Look out for accounts from banks or stores with which you’ve never done business. Someone else’s account information may have been added to your credit report because of a misspelled name, a wrong address, or an incorrect Social Security number. Sometimes an account purchase results in a new trade line on your report. Dispute the account using the instructions on your credit report if you aren’t sure about it.
Identify and verify any accounts that show negative activity. Negative activity can include anything from a late payment to a charge-off or bankruptcy notation. Make sure that this negative information is accurate. Remember, 25 percent of reports contain errors. Also, some negatives are much more serious than others. For example, a 90-day delinquency is more serious than a 30-day delinquency. Recent negative items are more serious than older ones.
Be sure that an account that moved from one source to another is listed as open only once.
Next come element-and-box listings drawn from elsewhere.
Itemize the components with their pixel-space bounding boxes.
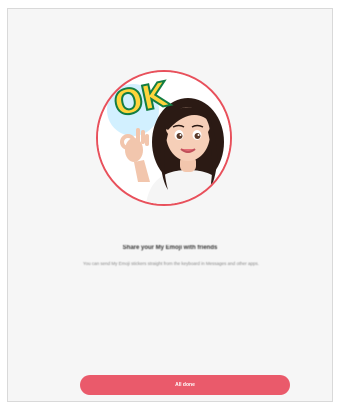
page-title: Share your My Emoji with friends xyxy=(122,245,218,251)
page-description: You can send My Emoji stickers straight … xyxy=(83,261,259,266)
all-done-button[interactable]: All done xyxy=(80,375,290,395)
avatar-preview: OK xyxy=(96,70,232,206)
my-emoji-intro-screen: OK Share your My Emoji with friends You … xyxy=(7,8,333,402)
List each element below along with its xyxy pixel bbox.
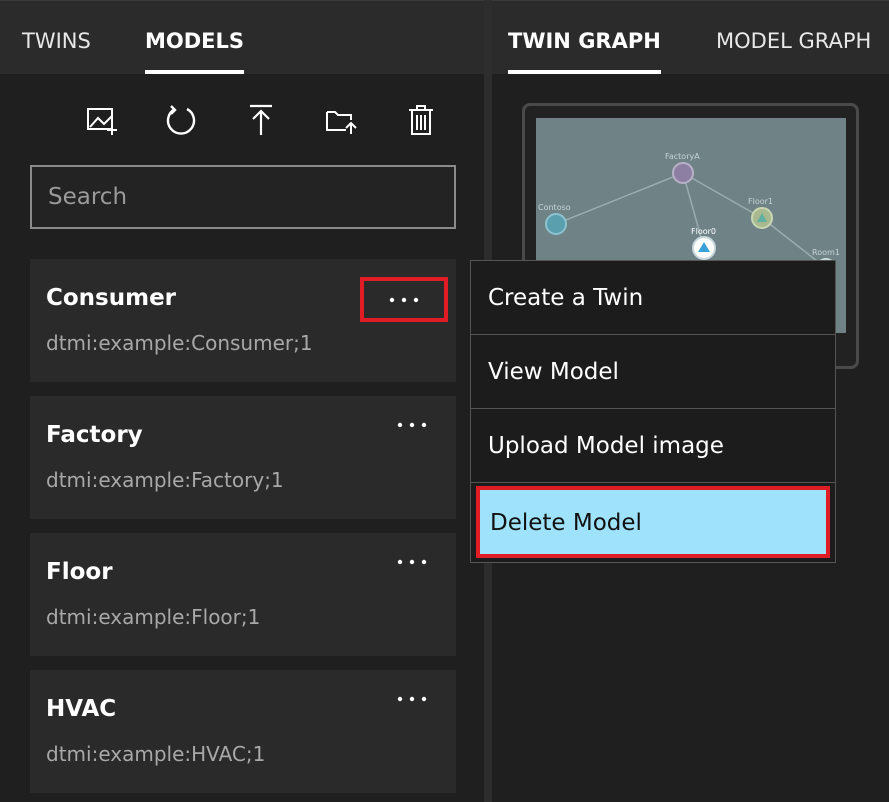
right-tabbar: TWIN GRAPH MODEL GRAPH — [492, 0, 889, 74]
more-options-button[interactable] — [382, 682, 442, 716]
left-tabbar: TWINS MODELS — [0, 0, 484, 74]
more-options-button[interactable] — [382, 545, 442, 579]
more-icon — [389, 297, 419, 302]
tab-twins[interactable]: TWINS — [22, 1, 91, 74]
model-card-hvac[interactable]: HVAC dtmi:example:HVAC;1 — [30, 670, 456, 793]
delete-all-button[interactable] — [401, 100, 441, 140]
graph-node-label: Floor1 — [748, 197, 773, 206]
upload-folder-button[interactable] — [321, 100, 361, 140]
tab-twin-graph[interactable]: TWIN GRAPH — [508, 1, 661, 74]
model-card-factory[interactable]: Factory dtmi:example:Factory;1 — [30, 396, 456, 519]
upload-image-icon — [87, 108, 117, 135]
search-box — [30, 165, 456, 229]
model-card-consumer[interactable]: Consumer dtmi:example:Consumer;1 — [30, 259, 456, 382]
upload-icon — [250, 104, 272, 135]
model-card-floor[interactable]: Floor dtmi:example:Floor;1 — [30, 533, 456, 656]
refresh-button[interactable] — [161, 100, 201, 140]
graph-node-label: Contoso — [538, 203, 571, 212]
model-name: Consumer — [46, 285, 177, 311]
menu-item-upload-model-image[interactable]: Upload Model image — [471, 409, 835, 483]
model-name: Factory — [46, 422, 143, 448]
models-panel: TWINS MODELS Search Consumer dtmi:exampl… — [0, 0, 484, 802]
model-id: dtmi:example:HVAC;1 — [46, 742, 266, 766]
search-input[interactable] — [32, 167, 454, 227]
graph-node — [545, 213, 567, 235]
refresh-icon — [166, 105, 196, 135]
upload-image-button[interactable] — [82, 100, 122, 140]
menu-item-delete-model[interactable]: Delete Model — [476, 486, 830, 558]
more-options-button[interactable] — [360, 277, 448, 322]
model-name: Floor — [46, 559, 113, 585]
graph-node-label: Room1 — [812, 248, 840, 257]
upload-folder-icon — [326, 111, 357, 134]
model-name: HVAC — [46, 696, 117, 722]
model-id: dtmi:example:Consumer;1 — [46, 331, 313, 355]
menu-item-create-twin[interactable]: Create a Twin — [471, 261, 835, 335]
tab-model-graph[interactable]: MODEL GRAPH — [716, 1, 871, 74]
more-icon — [397, 696, 427, 702]
model-id: dtmi:example:Factory;1 — [46, 468, 284, 492]
trash-icon — [409, 105, 433, 135]
more-options-button[interactable] — [382, 408, 442, 442]
graph-node — [672, 162, 694, 184]
more-icon — [397, 559, 427, 565]
more-icon — [397, 422, 427, 428]
graph-node-label: Floor0 — [691, 227, 716, 236]
menu-item-view-model[interactable]: View Model — [471, 335, 835, 409]
model-context-menu: Create a Twin View Model Upload Model im… — [470, 260, 836, 563]
model-id: dtmi:example:Floor;1 — [46, 605, 261, 629]
graph-node-label: FactoryA — [665, 152, 700, 161]
tab-models[interactable]: MODELS — [145, 1, 245, 74]
upload-model-button[interactable] — [241, 100, 281, 140]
Bank and store mergers can result in multiple entries for the same account. Multiple entries can make it look like you have excessive amounts of credit available.
Look for overdraft protection lines of credit. These lines of credit may be reported to the bureaus even after you close the accounts that the lines were meant to support. Reporting these lines of credit as closed reduces your outstanding credit and can be helpful if you are trying to add new credit.
If you make a correction to your file, the change may not be reflected in your credit report right away if the creditor doesn’t generally report to that credit bureau every month. If you’re in the process of applying for a loan, ask whether your lender offers a rapid rescore product for sale.
Developed by the three major credit bureaus, rapid rescore is essentially an unscheduled update to the information on your credit report. If a recent action (such as closing a card) helps your credit score, then it can be expedited to the bureau as soon as it’s made. The credit bureau can then update your file so that you can get an updated score in days, not weeks.